I don't really believe you ran either the Mojo or the Julia code. There's no way your single-threaded C code outperformed multi-threaded simd optimized Julia or Mojo. It's flat out impossible.
The only other explanation is if you ran the non-simd Julia version under a single thread.
I did. Running with threads improves performance by 50%, but is still nowhere near C performance. My machine only has two cores so threading doesn't help much.
That's interesting. It makes sense that a two core machine doesn't benefit too much from multithreading, but "nowhere near C performance" is pretty surprising. I'll try out both the programs around this weekend on my own fairly anaemic machine, and see how they fair for me. Thanks for responding!
Cool. If Julia runs much faster for you than for me I'd be interested in hearing it. I was honestly surprised the performance was so bad so perhaps I did something wrong.
Would the C compiler automatically exploit vectorized instructions on the CPU, or loop/kernel fusion, etc? It’s unclear otherwise how it would be faster than Julia/Mojo code exploiting several hardware features.
In a HLL like Julia or Mojo you use special types and annotations to nudge the compiler to use the correct SIMD instructions. In C the instructions are directly usable via intrinsics. Julia's and Mojo's advantage is that the same code is portable over many SIMD instruction sets like sse, avx2, avx512, etc. But you generally never get close to the same performance hand-optimized C code gets you.
That is not "the same as C" and you certainly do not achieve the same performance as you do with C. Furthermore my point, which you missed, was that developers typically use different methods to vectorize performance-sensitive code in different languages (even Python has a SIMD wrapper but most people would use NumPy instead).
what's the difference? an llvm (or assembly) intrinsic called from Julia and one called from c will have exactly the same performance. c isn't magic pixie dust that makes your CPU faster.
That SIMD.jl doesn't give you direct control over which SIMD instructions are emitted, and that SIMD code generated with that module is awful compared to what a C compiler would emit.
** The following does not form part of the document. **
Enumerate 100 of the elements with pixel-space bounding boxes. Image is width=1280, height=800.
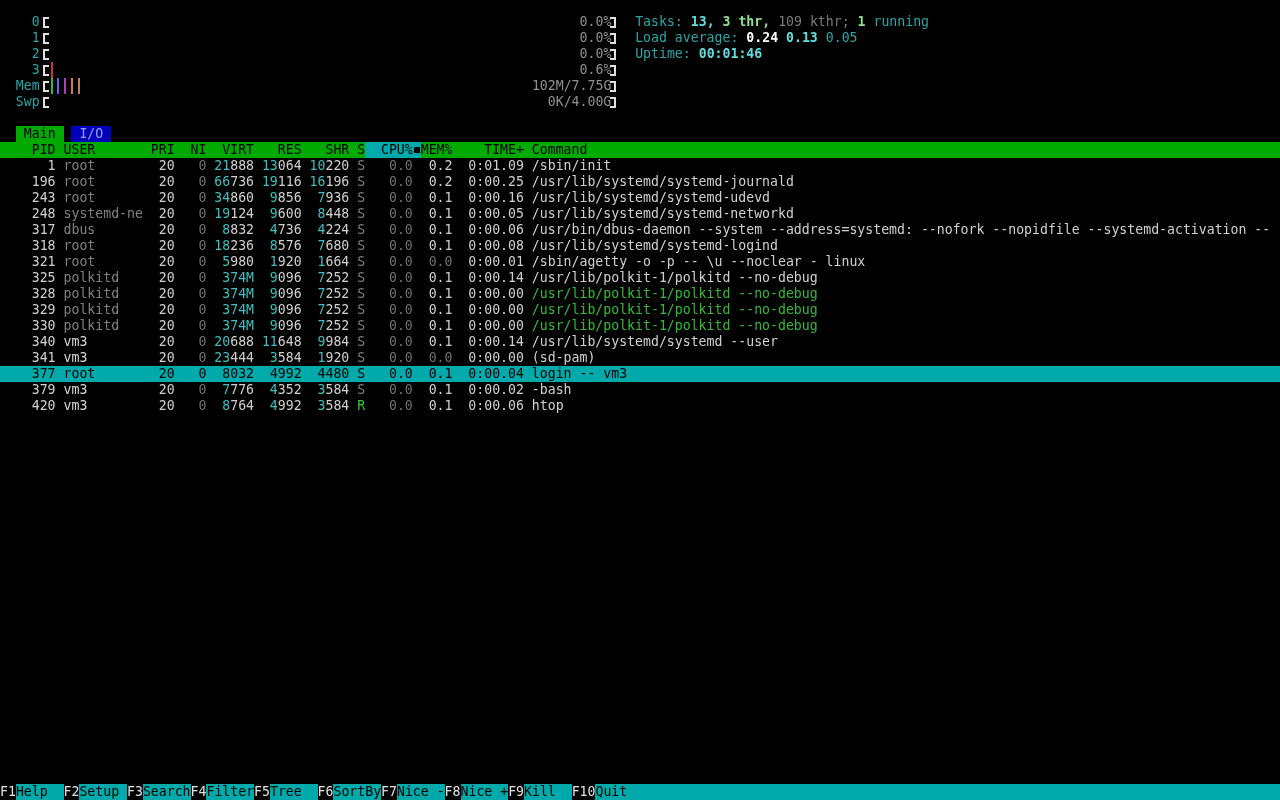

The Mandelbrot benchmark is there. Prove me wrong by implementing it using SIMD.jl and achieving performance rivaling C. Bet you can't.
I wasn't talking about using SIMD.jl. I was talking about the implimentation of the package (which is why I linked to a specific file in the package) which does directly (with some macros) generate simd intrinsics. As for the performance difference per core you're seeing, it's only because your C code is using 32 bit floats compared to the 64 bit floats that Julia is using here.
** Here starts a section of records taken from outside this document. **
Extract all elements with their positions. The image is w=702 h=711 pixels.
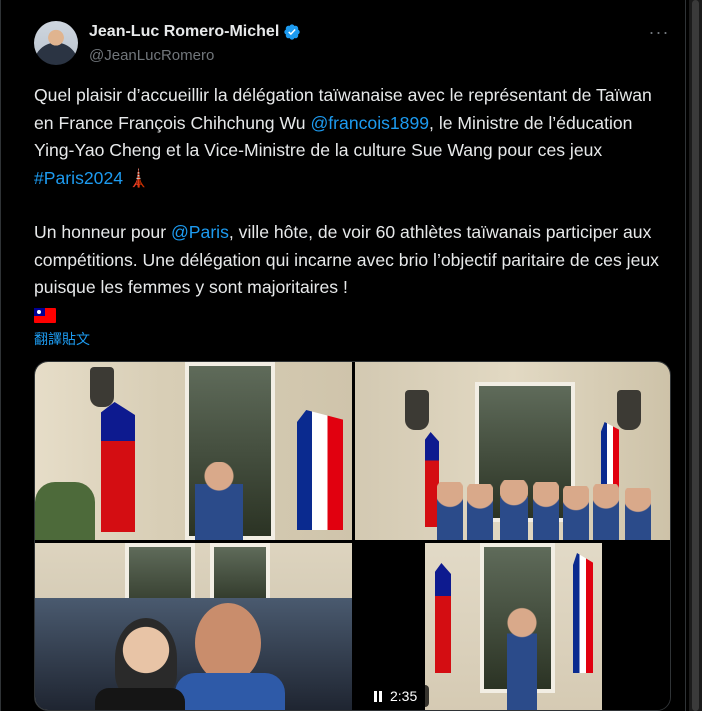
eiffel-tower-emoji-icon: 🗼 xyxy=(127,167,150,188)
tweet-text: Quel plaisir d’accueillir la délégation … xyxy=(34,82,664,329)
person xyxy=(195,462,243,540)
photo-2[interactable] xyxy=(355,362,670,540)
person xyxy=(467,484,493,540)
verified-badge-icon xyxy=(284,24,300,40)
person xyxy=(437,482,463,540)
mention-paris[interactable]: @Paris xyxy=(171,222,229,242)
wall-lamp xyxy=(617,390,641,430)
france-flag-photo xyxy=(573,553,593,673)
pause-icon[interactable] xyxy=(373,690,383,702)
hashtag-paris2024[interactable]: #Paris2024 xyxy=(34,168,123,188)
author-display-name[interactable]: Jean-Luc Romero-Michel xyxy=(89,23,279,41)
tweet-paragraph-1: Quel plaisir d’accueillir la délégation … xyxy=(34,82,664,192)
france-flag-photo xyxy=(297,410,343,530)
tweet-text-segment: Un honneur pour xyxy=(34,222,171,242)
woman-face xyxy=(115,618,177,698)
person xyxy=(500,480,528,540)
wall-lamp xyxy=(90,367,114,407)
video-duration-badge[interactable]: 2:35 xyxy=(365,685,429,707)
plant xyxy=(35,482,95,540)
person xyxy=(625,488,651,540)
taiwan-flag-icon xyxy=(34,307,56,323)
tweet-card: Jean-Luc Romero-Michel @JeanLucRomero ··… xyxy=(0,0,686,711)
dark-clothing xyxy=(95,688,185,710)
person xyxy=(507,603,537,710)
author-name-row: Jean-Luc Romero-Michel xyxy=(89,23,301,41)
mention-francois1899[interactable]: @francois1899 xyxy=(310,113,429,133)
photo-1[interactable] xyxy=(35,362,352,540)
man-face xyxy=(195,603,261,683)
tweet-paragraph-2: Un honneur pour @Paris, ville hôte, de v… xyxy=(34,219,664,302)
photo-3[interactable] xyxy=(35,543,352,710)
translate-post-link[interactable]: 翻譯貼文 xyxy=(34,329,90,349)
scrollbar-thumb[interactable] xyxy=(692,0,699,711)
person xyxy=(533,482,559,540)
person xyxy=(563,486,589,540)
wall-lamp xyxy=(405,390,429,430)
video-duration: 2:35 xyxy=(390,688,418,704)
more-options-button[interactable]: ··· xyxy=(644,23,674,45)
media-grid xyxy=(34,361,671,711)
person xyxy=(593,484,619,540)
author-handle[interactable]: @JeanLucRomero xyxy=(89,47,214,64)
video-frame xyxy=(425,543,602,710)
avatar[interactable] xyxy=(34,21,78,65)
taiwan-flag-photo xyxy=(435,563,451,673)
blue-jacket xyxy=(175,673,285,710)
taiwan-flag-photo xyxy=(101,402,135,532)
tweet-header: Jean-Luc Romero-Michel @JeanLucRomero ··… xyxy=(34,21,674,67)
He has a point. Currently there is no way in Julia of checking with CPU instructions are available. So in practice, it's impossible to write low-level assembly code in Julia.
IIUC, SIMD.jl only works because it only provides what is guaranteed by LLVM to work cross-platform, which is quite far from being able to use AVX2, for example.
IIRC it relies on HostCPUFeatures.jl which parses output from LLVM. However, this means it just crashes when used on a different CPU than it was compiled on (which can happen on compute clusters) and it crashes if the user sets JULIA_CPU_TARGET.